Schnell hoben die beiden kräftigsten der Gefolgsleute des Edelmanns den riesigen, metallbeschlagenen Geldkasten zwischen ihre beiden Pferde, und schon stob die Horde ohne Unterlass zum nur wenige Kilometer entfernten Rittergut in Küblingen.

Für den Edelmann hatte die Gerechtigkeit, wenn auch auf furchtbare Weise, gesiegt.

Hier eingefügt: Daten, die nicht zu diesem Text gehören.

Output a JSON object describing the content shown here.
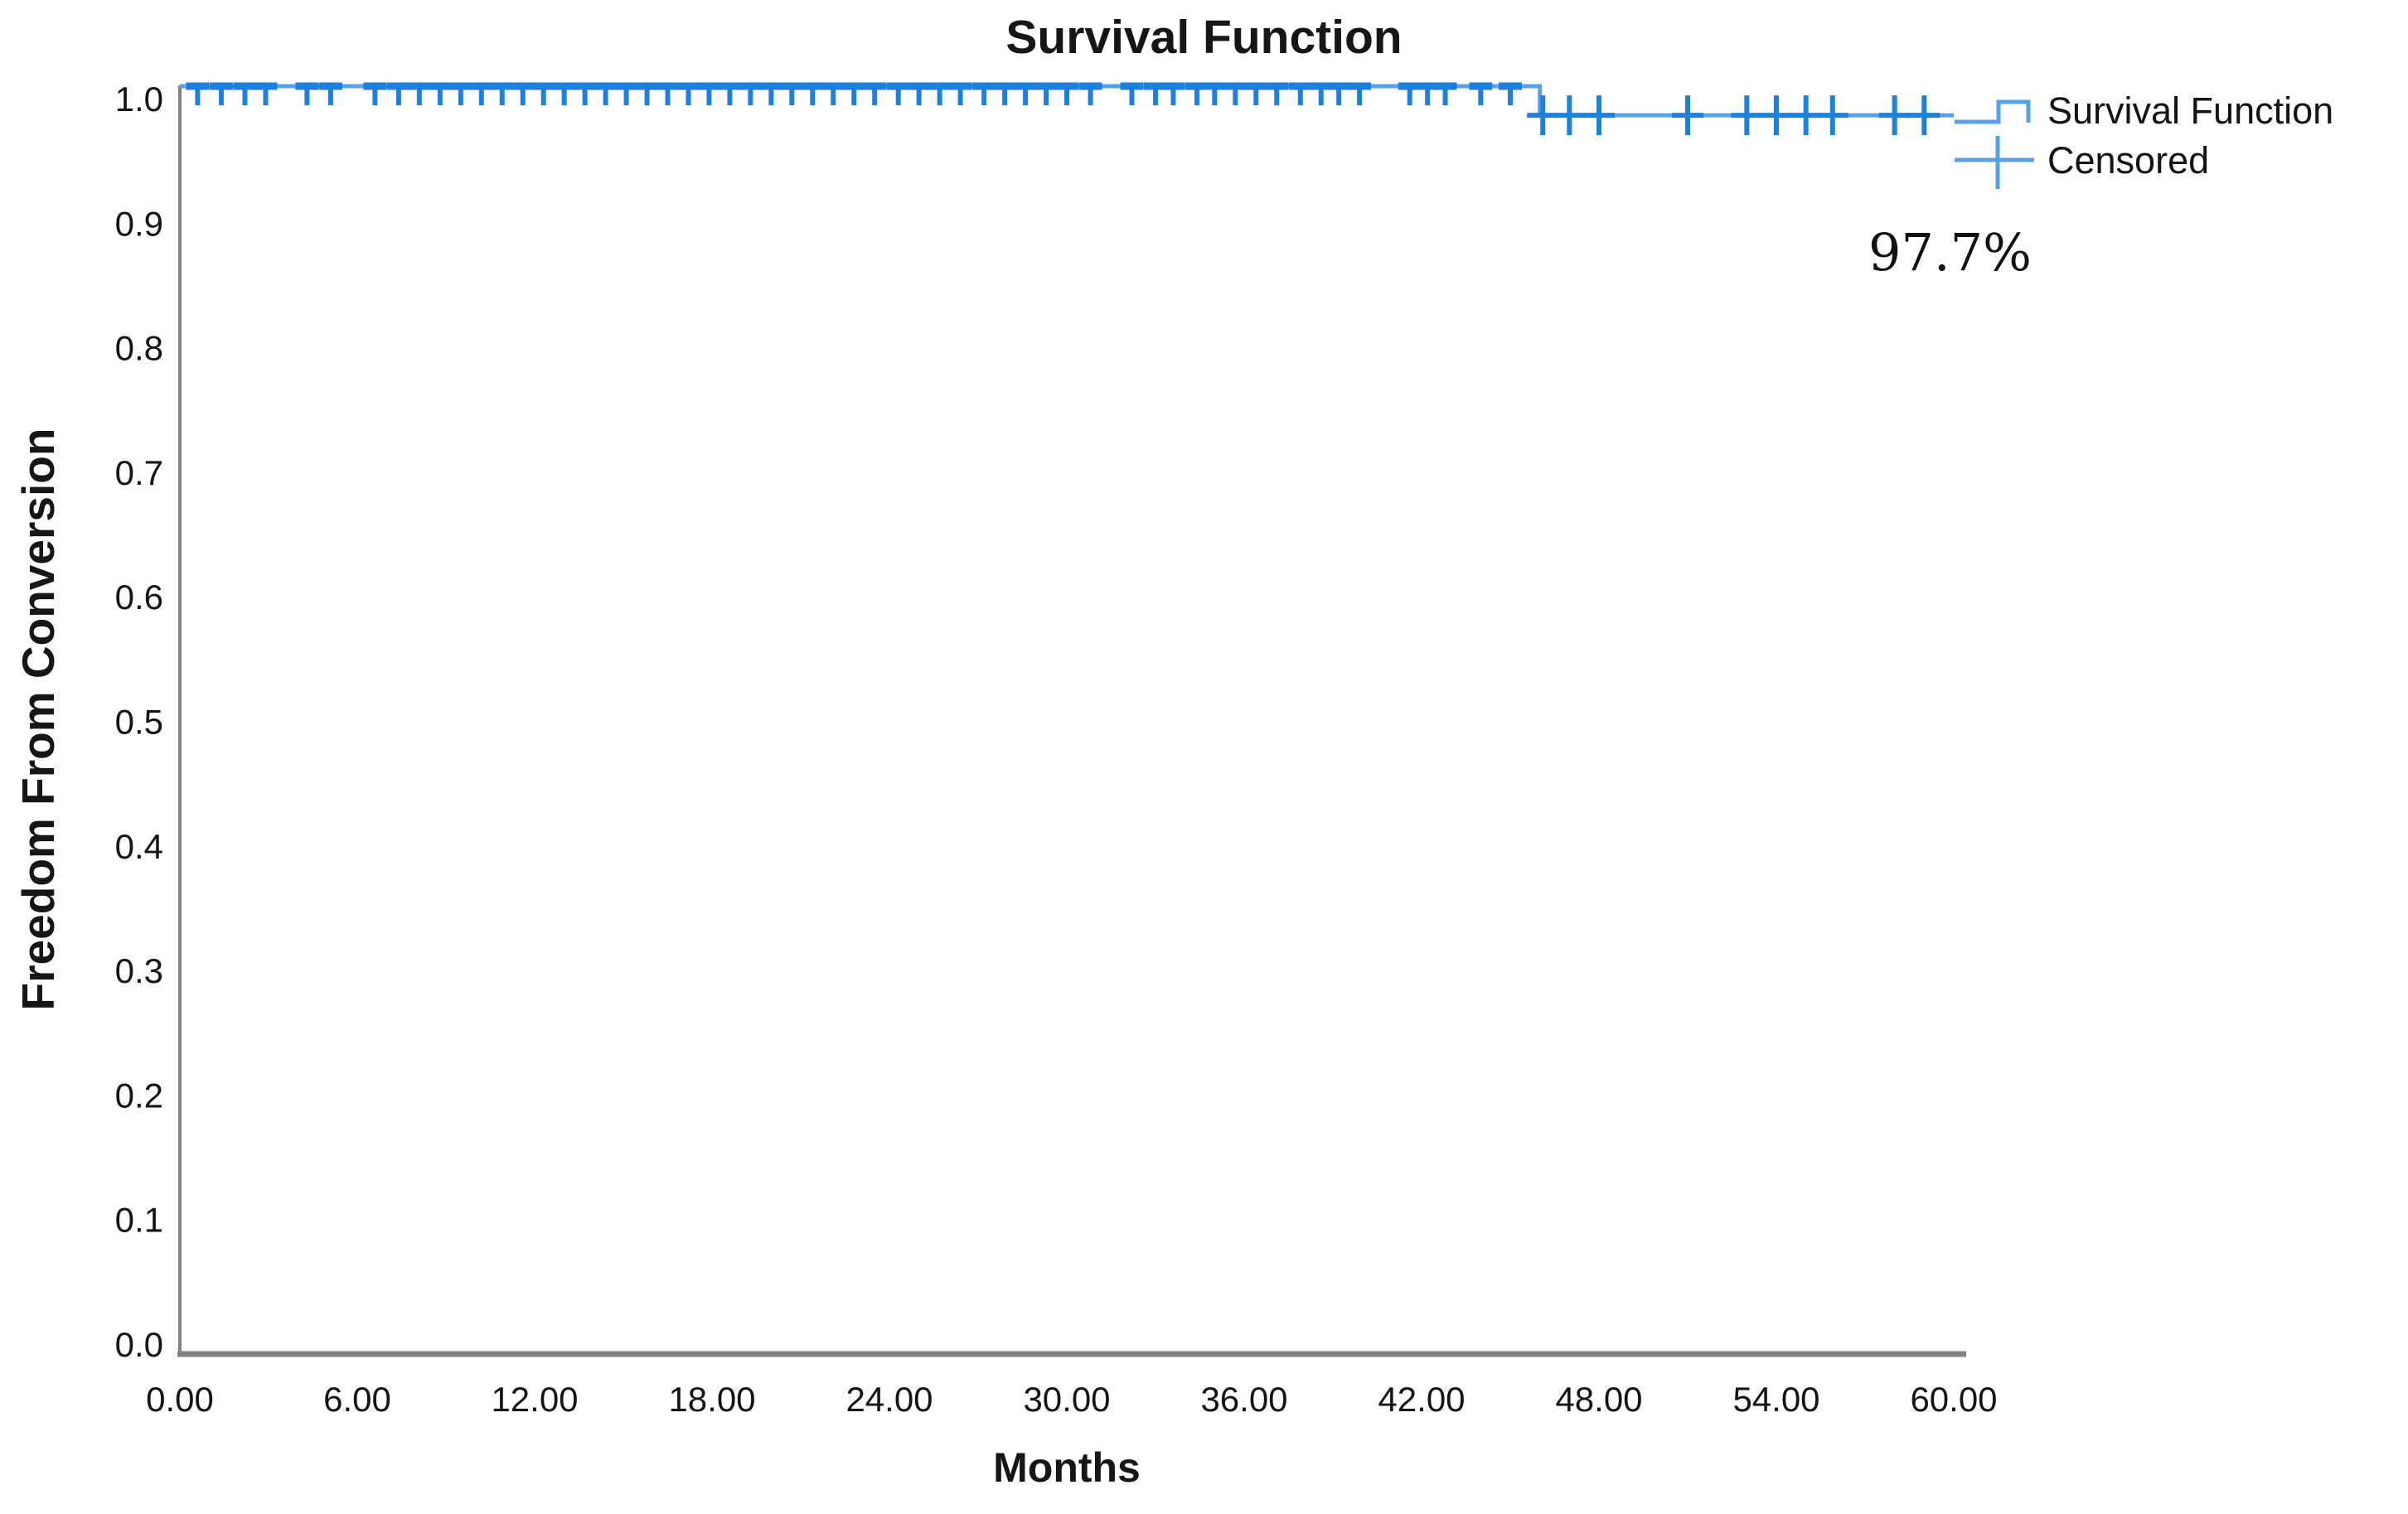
{
  "chart_data": {
    "type": "line",
    "subtype": "kaplan-meier-step",
    "title": "Survival Function",
    "xlabel": "Months",
    "ylabel": "Freedom From Conversion",
    "xlim": [
      0,
      60
    ],
    "ylim": [
      0.0,
      1.0
    ],
    "grid": false,
    "x_ticks": [
      "0.00",
      "6.00",
      "12.00",
      "18.00",
      "24.00",
      "30.00",
      "36.00",
      "42.00",
      "48.00",
      "54.00",
      "60.00"
    ],
    "x_tick_values": [
      0,
      6,
      12,
      18,
      24,
      30,
      36,
      42,
      48,
      54,
      60
    ],
    "y_ticks": [
      "0.0",
      "0.1",
      "0.2",
      "0.3",
      "0.4",
      "0.5",
      "0.6",
      "0.7",
      "0.8",
      "0.9",
      "1.0"
    ],
    "y_tick_values": [
      0.0,
      0.1,
      0.2,
      0.3,
      0.4,
      0.5,
      0.6,
      0.7,
      0.8,
      0.9,
      1.0
    ],
    "series": [
      {
        "name": "Survival Function",
        "type": "step",
        "points": [
          [
            0,
            1.0
          ],
          [
            46,
            1.0
          ],
          [
            46,
            0.977
          ],
          [
            60,
            0.977
          ]
        ]
      }
    ],
    "censored": {
      "at_survival_1_000": [
        0.6,
        1.4,
        2.2,
        2.9,
        4.3,
        5.1,
        6.6,
        7.4,
        8.1,
        8.8,
        9.5,
        10.2,
        10.9,
        11.6,
        12.3,
        13.0,
        13.7,
        14.4,
        15.1,
        15.8,
        16.5,
        17.2,
        17.9,
        18.6,
        19.3,
        20.0,
        20.7,
        21.4,
        22.1,
        22.8,
        23.5,
        24.3,
        25.0,
        25.7,
        26.4,
        27.2,
        27.9,
        28.6,
        29.3,
        30.0,
        30.8,
        32.2,
        33.0,
        33.6,
        34.4,
        35.0,
        35.7,
        36.4,
        37.1,
        37.9,
        38.6,
        39.2,
        39.9,
        41.6,
        42.2,
        42.8,
        44.0,
        45.0
      ],
      "at_survival_0_977": [
        46.1,
        47.0,
        48.0,
        51.0,
        53.0,
        54.0,
        55.0,
        55.9,
        58.0,
        59.0
      ]
    },
    "event_drop": {
      "x_month": 46.0,
      "from": 1.0,
      "to": 0.977
    },
    "annotation": {
      "text": "97.7%",
      "x_month": 54,
      "y_survival": 0.86
    },
    "legend": {
      "position": "top-right",
      "entries": [
        {
          "label": "Survival Function",
          "marker": "step-line"
        },
        {
          "label": "Censored",
          "marker": "plus"
        }
      ]
    },
    "colors": {
      "line": "#58a1e8",
      "marker": "#1d80dd",
      "axis": "#828282",
      "text": "#141414"
    }
  }
}
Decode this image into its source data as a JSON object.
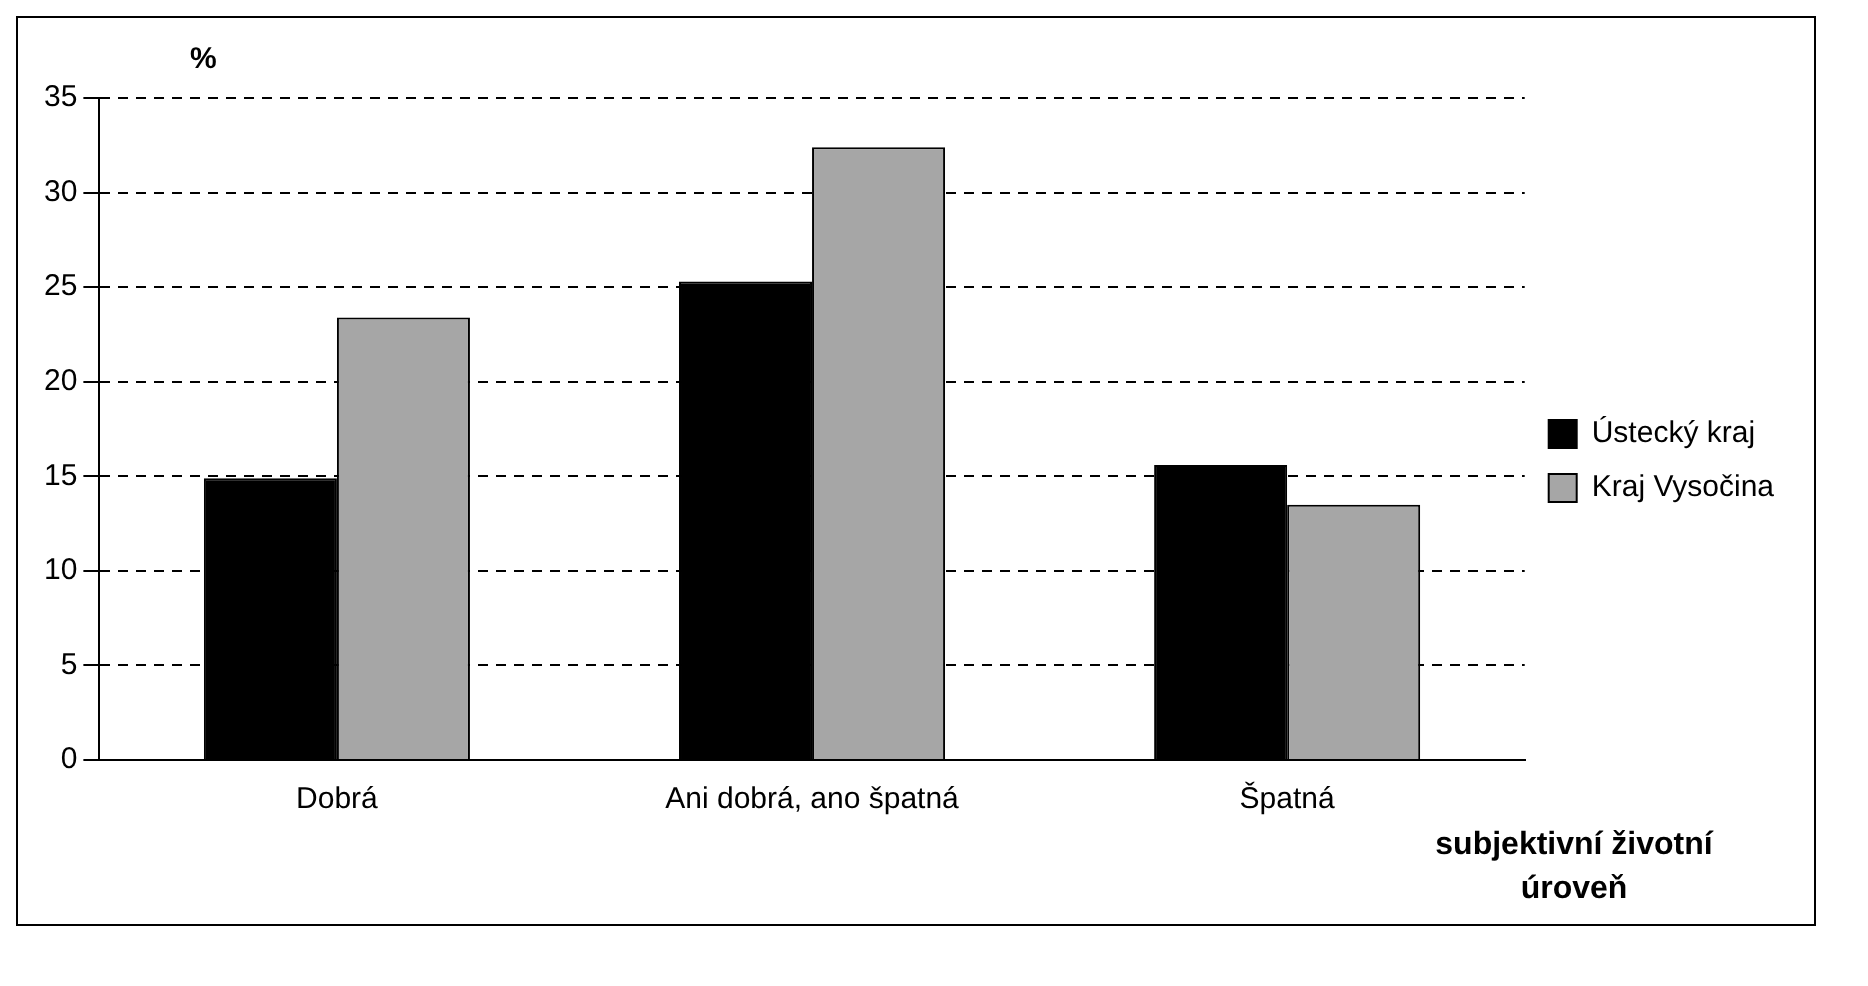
{
  "chart_data": {
    "type": "bar",
    "ylabel": "%",
    "xlabel": "subjektivní životní úroveň",
    "categories": [
      "Dobrá",
      "Ani dobrá, ano špatná",
      "Špatná"
    ],
    "series": [
      {
        "name": "Ústecký kraj",
        "color": "#000000",
        "values": [
          14.9,
          25.3,
          15.6
        ]
      },
      {
        "name": "Kraj Vysočina",
        "color": "#a6a6a6",
        "values": [
          23.4,
          32.4,
          13.5
        ]
      }
    ],
    "ylim": [
      0,
      35
    ],
    "yticks": [
      0,
      5,
      10,
      15,
      20,
      25,
      30,
      35
    ],
    "grid": "y",
    "legend": "right"
  }
}
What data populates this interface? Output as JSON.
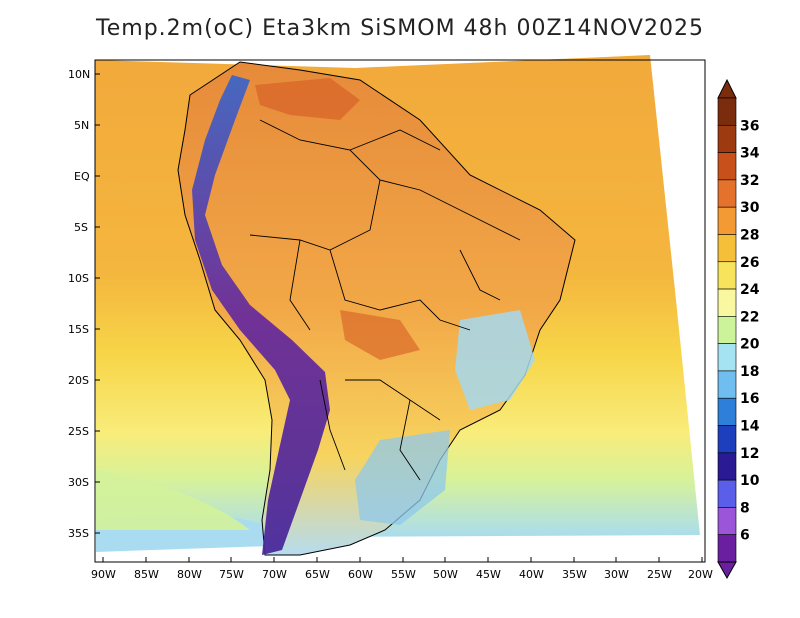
{
  "title": "Temp.2m(oC) Eta3km SiSMOM 48h 00Z14NOV2025",
  "colors": {
    "ocean_warm": "#f2a93b",
    "ocean_mid": "#f7cf45",
    "ocean_cool": "#f9f08a",
    "ocean_cooler": "#d3f29a",
    "ocean_cold": "#a9dcf0",
    "land_base": "#f2b24a",
    "land_hot": "#e57f33",
    "andes_cold": "#6a2c9a",
    "andes_cool": "#3f66c6",
    "south_cool": "#a9d7ef",
    "border": "#000000"
  },
  "lat_labels": [
    "10N",
    "5N",
    "EQ",
    "5S",
    "10S",
    "15S",
    "20S",
    "25S",
    "30S",
    "35S"
  ],
  "lon_labels": [
    "90W",
    "85W",
    "80W",
    "75W",
    "70W",
    "65W",
    "60W",
    "55W",
    "50W",
    "45W",
    "40W",
    "35W",
    "30W",
    "25W",
    "20W"
  ],
  "colorbar": {
    "labels": [
      "36",
      "34",
      "32",
      "30",
      "28",
      "26",
      "24",
      "22",
      "20",
      "18",
      "16",
      "14",
      "12",
      "10",
      "8",
      "6"
    ],
    "colors": [
      "#7a2c0c",
      "#9e3a10",
      "#c8511b",
      "#e4722c",
      "#f39a35",
      "#f6bf3a",
      "#f8e35c",
      "#f9f7a0",
      "#ccf29a",
      "#a5e3f3",
      "#70bdf0",
      "#2d7fd9",
      "#1d3fbd",
      "#2a1a94",
      "#5a5ee8",
      "#9a55d8",
      "#6a1fa0"
    ]
  }
}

Und er bewies sein gutes Herz gegenüber den Armen und Bedürftigen. Mit den Worten "Was ihnen schmählich genommen, soll ihnen auch wieder gegeben werden!" verteilte er auf dem Kirchplatz in Küblingen die zahlreichen Dukaten an die karg lebenden Landleute der Umgebung. Und auf die Frage, woher plötzlich der Reichtum käme, zeigte er ihnen mit einem Lächeln von Ferne nur die Rückseite eines Pergaments, den Ablassbrief Tetzels.

 

Und dort, wo Johann Tetzel sein Leben ließ und seine Gebeine zu finden sind, steht heute der Tetzelstein. Mit einem Kreuz darauf, das Zeichen für eine begangene Mordtat.

 

Noch 1749 und zuletzt 1836 wurde in Güterverzeichnissen der Küblinger Wallfahrtskirche St. Marien der Geldkasten Tetzels aufgeführt, "der aber von den Würmern nunmehro sehr gefressen und auch in der Mitte von einander gebrochen ist."